Syafiq’s movies have fared well too: Abang Long Fadhil earned RM4.6mil while his low-budget horror film Villa Nabila made RM2.8mil. His last film Mat Moto, which he co-directed with Pekin Ibrahim, made RM4.39mil.

Despite the box office receipts, Yusof said he still treats his sons the same way he would anyone who works at Skop.

“I treat them like my employees. I don’t look at them as my sons when we work. I’m the producer of their films. My job is to make sure everything goes according to plan. When that does not happen, I have to solve it. Which means, getting into disagreements with my sons,” he stated.

Stories of disputes between Yusof and his sons – particularly Syamsul – have been widely reported in the media. The most famous incident was in 2013 when Yusof complained to the media that Syamsul refused to speak to him after KL Gangster 2 leaked online prior to the release of the film.

Syafiq shared that creative differences often get in the way, especially with Yusof’s old school mentality: “Everytime I pitch a script to my dad, he will take it home to read it. Then he’ll return it with a lot of written remarks, telling me to make changes.” According to Syamsul, disputes happen in every family business so he feels indifferent towards the media reports.

“I think it just goes to show that my dad is a professional when it comes to work. Just because we are his sons, it doesn’t mean we should get special treatment. Sometimes, I think he treats us worse than his other staff members!” Syamsul said matter-of-factly. The brothers also agree that their father is their harshest critic (“When it comes to criticism, he’s No. 1!” Syafiq offered).

Perhaps Yusof is on to something as Syamsul said that tough love makes them want to achieve better things.
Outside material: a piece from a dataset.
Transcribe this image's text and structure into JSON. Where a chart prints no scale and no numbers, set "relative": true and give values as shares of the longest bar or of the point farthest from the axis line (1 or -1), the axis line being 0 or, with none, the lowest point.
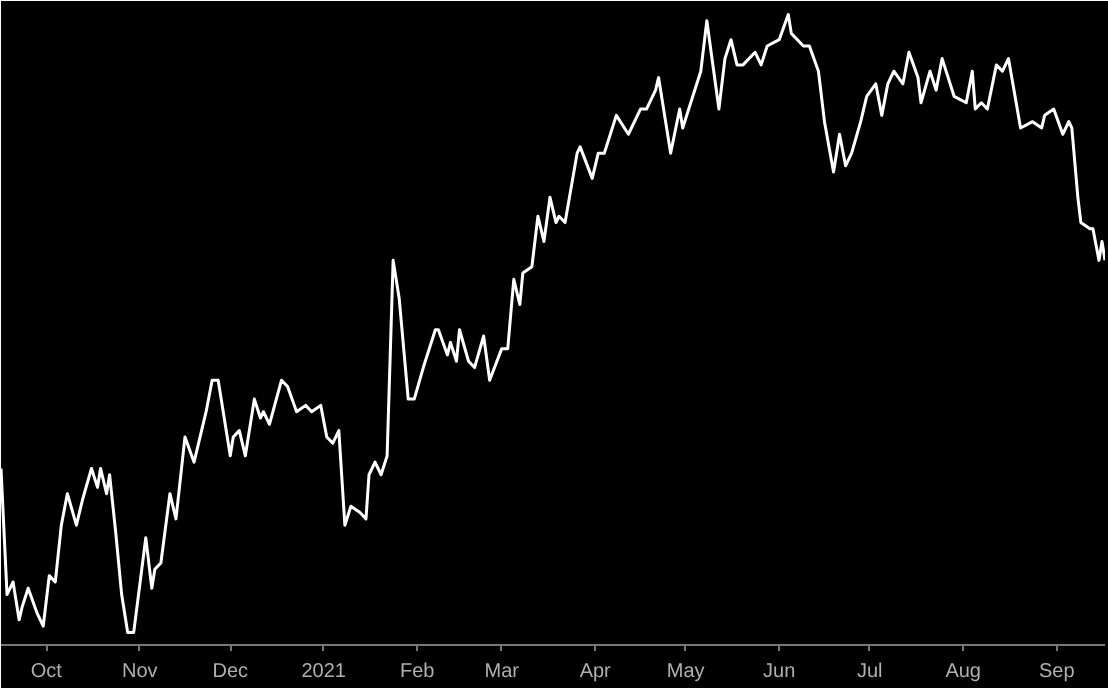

“Our commitment towards making movies is fuelled by our need to prove dad wrong. I know we have our differences but what really matters at the end is that we get to do what we envisioned. In all the movies we direct, our dad’s influence is prevalent,” Syamsul said.

They have also been inspired by Yusof’s work ethic.

“My dad works really hard and I really admire him for that. It keeps me going during those production days when I don’t get enough sleep or rest. If dad can do it, so can I,” offered Syamsul.

Syafiq shared that Yusof hates going on holidays: “If he has to do that, he’ll just be in a bad mood.”

At home, they have seen Yusof falling asleep while correcting scripts, with a pen in hand.

Yusof revealed that he’s afraid of making terrible movies: “I’d feel bad for disappointing the audience. That is why I’m hard on my sons. I don’t want them to rest on past glories.”

Syafiq and Syamsul said that they are still trying to earn Yusof’s complete trust in them. They have also come to understand the root of Yusof’s worries.

“He thinks that if he stops working, then his staff members and their families would suffer. If our movies were bad, people would lose faith in us and that would affect the business.

“Recently, I told him to take it easy. I wish he would stop worrying so much and learn to trust us more,” Syamsul said.